The school was established in 1907 as the Department of Forestry at The Pennsylvania State College. In 1929, the program absorbed the State Forest Academy that had been established in 1903 at Mont Alto by Joseph Rothrock—considered the father of Pennsylvania Forestry—specifically to train professional foresters for the Commonwealth of Pennsylvania. The objectives of the school at
Penn State were broader—to prepare foresters for professional careers regardless of where they might find employment.

“The School of Forest Resources at Penn State has a rich history and has developed a well-deserved reputation for graduating professionals who rise to the top of their fields—so it only seems right that we will start our second 100 years in this beautiful new facility,” says Charles Strauss, director of the school. “This building will meet the needs of the forestry, wildlife, and fisheries professions and the wood products industry for well-educated students and state-of-the-art facilities for research and training.

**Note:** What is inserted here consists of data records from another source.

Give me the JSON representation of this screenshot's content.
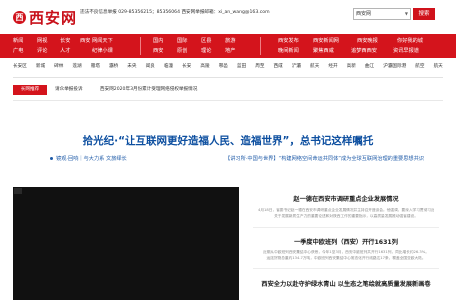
{
  "header": {
    "logo_mark": "西",
    "logo_text": "西安网",
    "report_line1": "违法不良信息举报 029-85356215；85356064 西安网举报邮箱：xi_an_wang@163.com",
    "report_line2": "",
    "search_scope": "西安网",
    "search_button": "搜索"
  },
  "nav": {
    "groups": [
      {
        "top": [
          "新闻",
          "网视",
          "长安",
          "西安",
          "网闻天下"
        ],
        "bottom": [
          "广电",
          "评论",
          "人才",
          "纪律小课"
        ]
      },
      {
        "top": [
          "国内",
          "国际",
          "区县",
          "旅游"
        ],
        "bottom": [
          "西安",
          "原创",
          "理论",
          "地产"
        ]
      },
      {
        "top": [
          "西安发布",
          "西安新闻网",
          "西安晚报",
          "你好我的城"
        ],
        "bottom": [
          "晚间新闻",
          "聚焦西咸",
          "追梦西西安",
          "资讯早报道"
        ]
      }
    ]
  },
  "cities": [
    "长安区",
    "新城",
    "碑林",
    "莲湖",
    "雁塔",
    "灞桥",
    "未央",
    "阎良",
    "临潼",
    "长安",
    "高陵",
    "鄠邑",
    "蓝田",
    "周至",
    "西咸",
    "浐灞",
    "航天",
    "经开",
    "高新",
    "曲江",
    "沪灞国际港",
    "航空",
    "航天"
  ],
  "notice": {
    "tag": "长网推荐",
    "items": [
      "请众举报投诉",
      "西安网2020年3月份累计受理网络侵权举报情况"
    ]
  },
  "headline": {
    "title": "拾光纪·“让互联网更好造福人民、造福世界”，总书记这样嘱托",
    "sub_left": "镜观·回响｜与大力系 文旅绎长",
    "sub_right": "【讲习所·中国与世界】“构建网络空间命运共同体”成为全球互联网治理的重要思想共识"
  },
  "news": [
    {
      "title": "赵一德在西安市调研重点企业发展情况",
      "desc": [
        "4月18日，省委书记赵一德在西安市调研重点企业发展情况并主持召开座谈会。他强调，要深入学习贯彻习近平总书记",
        "关于发展新质生产力的重要论述和对陕西工作的重要指示，以高质量发展推动强省建设。"
      ]
    },
    {
      "title": "一季度中欧班列（西安）开行1631列",
      "desc": [
        "近期从中欧班列西安集结中心获悉，今年1至3月，西安中欧班列共开行1631列，同比增长约26.3%。",
        "运送货物总重约134.7万吨，中欧班列西安集结中心常态化开行线路达17条，覆盖全国亚欧大陆。"
      ]
    },
    {
      "title": "西安全力以赴守护绿水青山 以生态之笔绘就高质量发展新画卷",
      "desc": []
    }
  ]
}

“We have strong undergraduate and graduate programs with more than 400 students who will benefit from this new structure,” Strauss adds. “The new building will help us to recruit and retain the highest-caliber faculty and students, educate students with quality teaching facilities and contemporary programs, and provide dynamic research and specialized technology transfer to forest-based industries and resource-management interests.”

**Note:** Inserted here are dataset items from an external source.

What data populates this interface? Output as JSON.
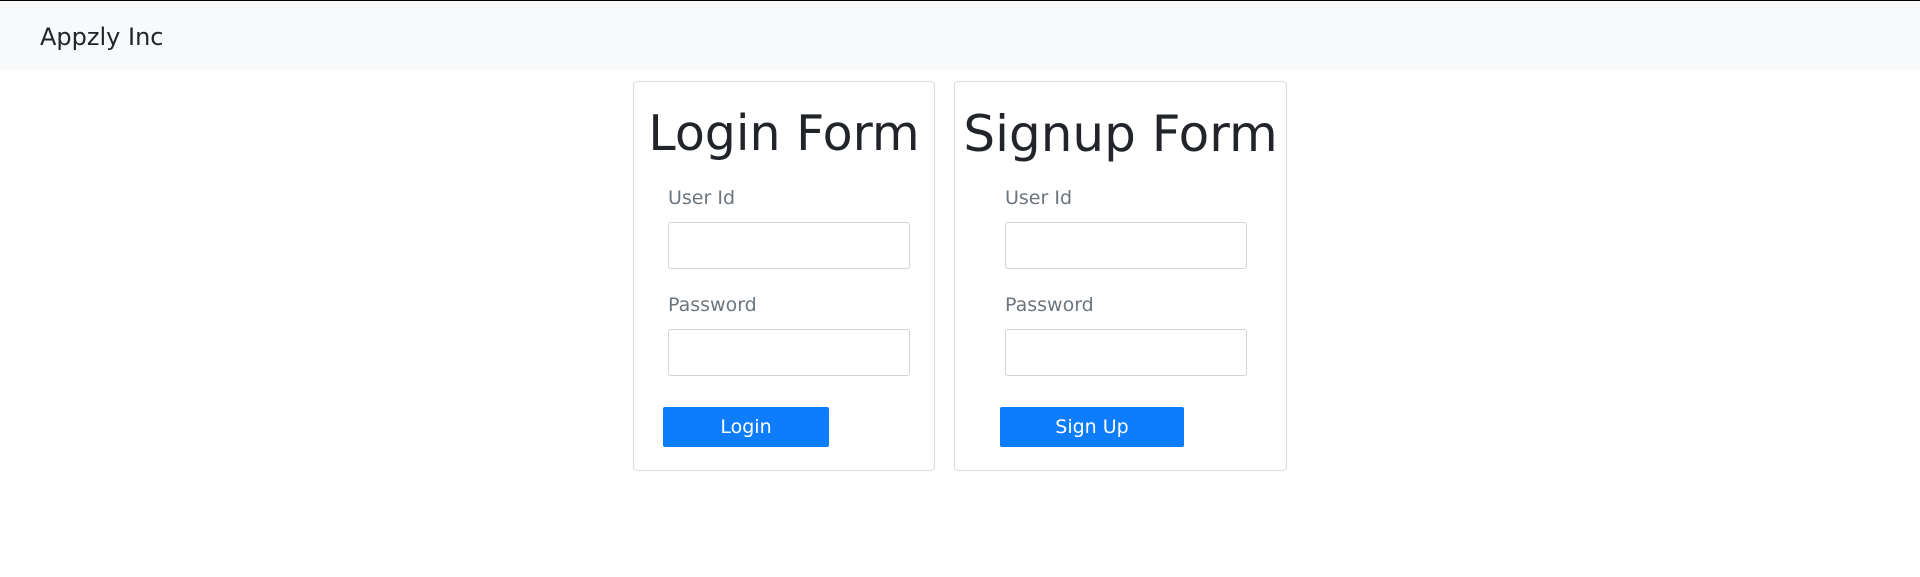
{
  "navbar": {
    "brand": "Appzly Inc"
  },
  "login_form": {
    "title": "Login Form",
    "user_id_label": "User Id",
    "user_id_value": "",
    "password_label": "Password",
    "password_value": "",
    "button_label": "Login"
  },
  "signup_form": {
    "title": "Signup Form",
    "user_id_label": "User Id",
    "user_id_value": "",
    "password_label": "Password",
    "password_value": "",
    "button_label": "Sign Up"
  },
  "colors": {
    "navbar_bg": "#f8f9fa",
    "primary_button": "#0d7dfb",
    "heading_text": "#212529",
    "label_text": "#6c757d"
  }
}
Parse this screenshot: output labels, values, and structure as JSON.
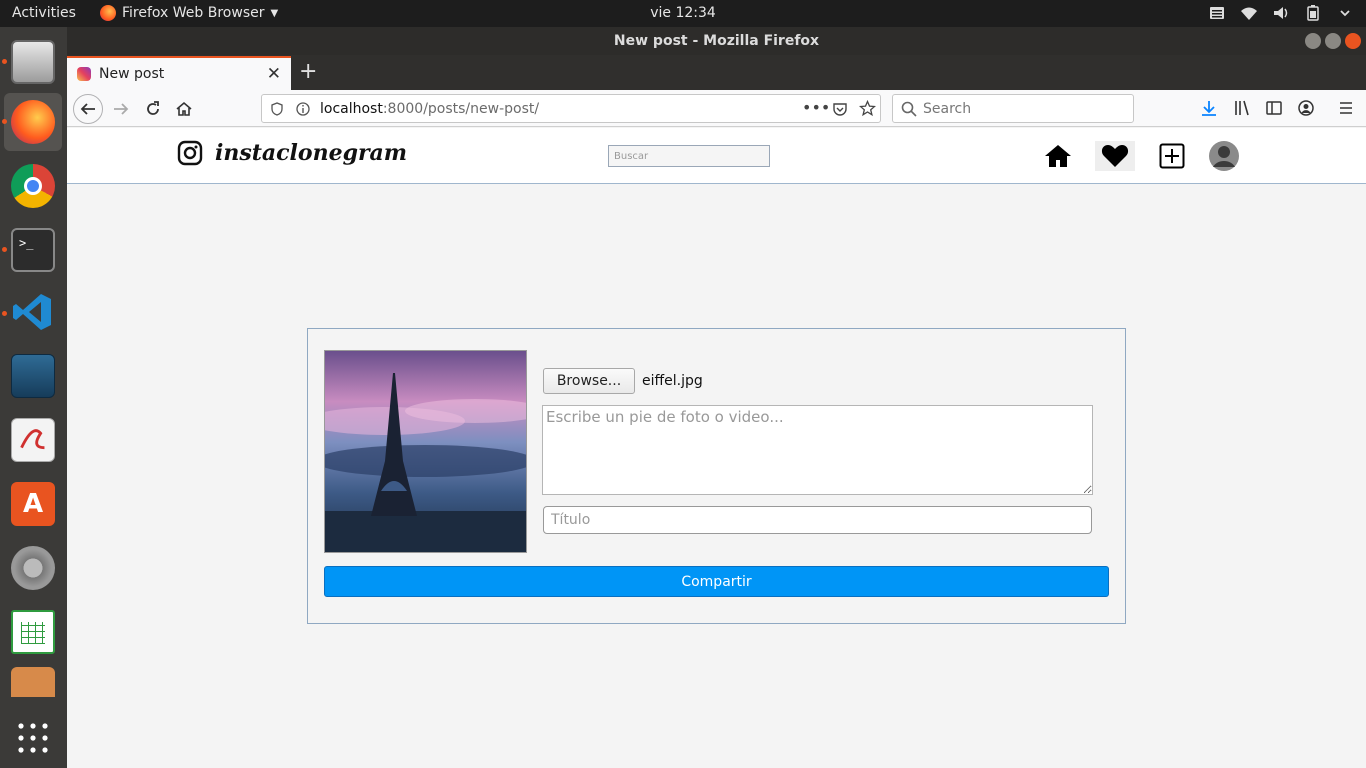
{
  "topbar": {
    "activities": "Activities",
    "app_name": "Firefox Web Browser",
    "clock": "vie 12:34",
    "tray_icons": [
      "menu-icon",
      "wifi-icon",
      "volume-icon",
      "battery-icon",
      "power-menu-icon"
    ]
  },
  "dock": {
    "items": [
      "file-cabinet-icon",
      "firefox-icon",
      "chrome-icon",
      "terminal-icon",
      "vscode-icon",
      "mysql-workbench-icon",
      "pdf-viewer-icon",
      "software-center-icon",
      "system-tools-icon",
      "spreadsheet-icon",
      "printer-icon",
      "app-grid-icon"
    ]
  },
  "window": {
    "title": "New post - Mozilla Firefox",
    "tab_title": "New post",
    "new_tab": "+",
    "tab_close": "✕"
  },
  "navbar": {
    "url_host": "localhost",
    "url_path": ":8000/posts/new-post/",
    "search_placeholder": "Search"
  },
  "site": {
    "brand": "instaclonegram",
    "search_placeholder": "Buscar"
  },
  "form": {
    "browse_label": "Browse...",
    "filename": "eiffel.jpg",
    "caption_placeholder": "Escribe un pie de foto o video...",
    "title_placeholder": "Título",
    "submit_label": "Compartir"
  },
  "colors": {
    "accent": "#e95420",
    "submit": "#0095f6",
    "dock": "#3b3a38",
    "topbar": "#1d1d1d"
  }
}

The new structure on the corner of Bigler Road and Park Avenue has four stories, plus a lower floor, and encompasses nearly 95,000 square feet, which is 50 percent larger than the space the school formerly occupied in Ferguson Building and the Forest Resources Laboratory. Almost half the building will be used for research and teaching, and outreach facilities account for nearly a third. Offices for faculty, staff, and graduate students make up the remainder.

There are four teaching laboratories devoted to forest soils and water, wildlife and forestry, fisheries, and wood products; two technology classrooms with 52- and 73-seat capacities; the 150-seat Steimer Auditorium; and three computer labs—two for undergraduates and a geographic information systems lab for graduate students.

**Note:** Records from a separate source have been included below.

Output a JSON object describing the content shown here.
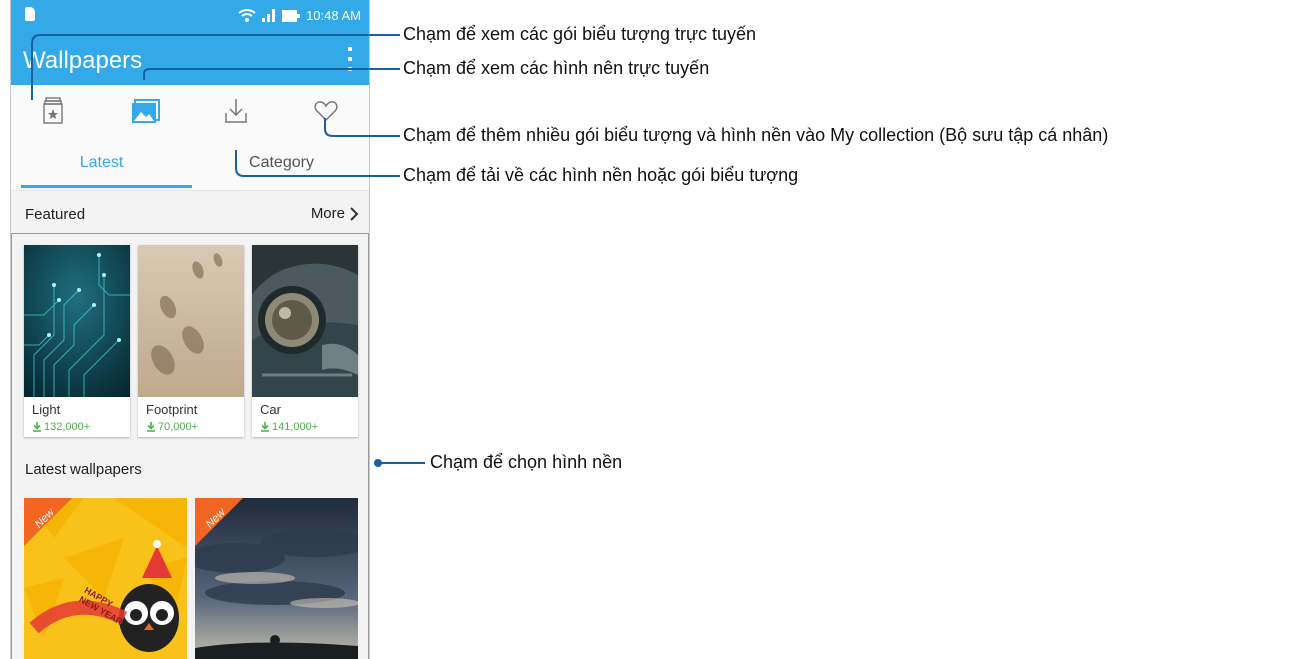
{
  "status_bar": {
    "time": "10:48 AM"
  },
  "app_bar": {
    "title": "Wallpapers"
  },
  "tabs": [
    {
      "label": "Latest"
    },
    {
      "label": "Category"
    }
  ],
  "featured": {
    "label": "Featured",
    "more_label": "More",
    "items": [
      {
        "name": "Light",
        "downloads": "132,000+"
      },
      {
        "name": "Footprint",
        "downloads": "70,000+"
      },
      {
        "name": "Car",
        "downloads": "141,000+"
      }
    ]
  },
  "latest": {
    "label": "Latest wallpapers",
    "badge": "New",
    "greeting_line1": "HAPPY",
    "greeting_line2": "NEW YEAR"
  },
  "callouts": {
    "icon_packs": "Chạm để xem các gói biểu tượng trực tuyến",
    "wallpapers": "Chạm để xem các hình nên trực tuyến",
    "collection": "Chạm để thêm nhiều gói biểu tượng và hình nền vào My collection (Bộ sưu tập cá nhân)",
    "download": "Chạm để tải về các hình nền hoặc gói biểu tượng",
    "select": "Chạm để chọn hình nền"
  },
  "colors": {
    "accent": "#33a9e8",
    "download_green": "#4caf50",
    "callout_line": "#1a5fa0"
  }
}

Research facilities include the Schatz Tree Genetics Center and other forestry labs devoted to silviculture, ecology, soils, economics, and forest management; fisheries labs assigned to systematics, physiology/toxicology, ecology, and image analysis; water resources labs devoted to hydrology, water quality, and snow/ice studies; wildlife labs involving ecology, management, biometrics, and habitat studies; and wood products labs tied to wood chemistry, wood physics, business, marketing, operations research, and wood products evaluations.

The building also features outreach facilities, such as a video teleconference room with a 20-seat capacity, five meeting rooms with state-of-the-art communication systems, and a publication production room.

The School of Forest Resources’ offerings grew increasingly diverse during its first century, according to Strauss. The wood products undergraduate curriculum was added in 1941, and a wildlife and fisheries science curriculum was started in 1981. “Today, the school continues its three missions of resident education, research, and outreach in forest science, wildlife and fisheries science, and wood products with 45 faculty members, 21 staff members, 90 graduate students, and 315 undergraduate students,” he says. “For the first time in the school’s history, all three professional programs are under one roof.”

The school has come a long way since the early 1900s when it was housed in a two-story frame building named Hemlock Hall. Sometimes called “the Shack,” it became better known as “ Fergie’s Woodshed”—in honor of professor John Ferguson, the forestry department’s first director—due to its construction of hemlock timber rather than brick. It was situated in a field between Curtin and Pollock roads, near the walk to Recreation Hall. In 1940, the forestry department moved into the familiar Ferguson Building, a three-story brick edifice still in use.

The School of Forest Resources will celebrate its centennial the weekend of April 27–29, 2007.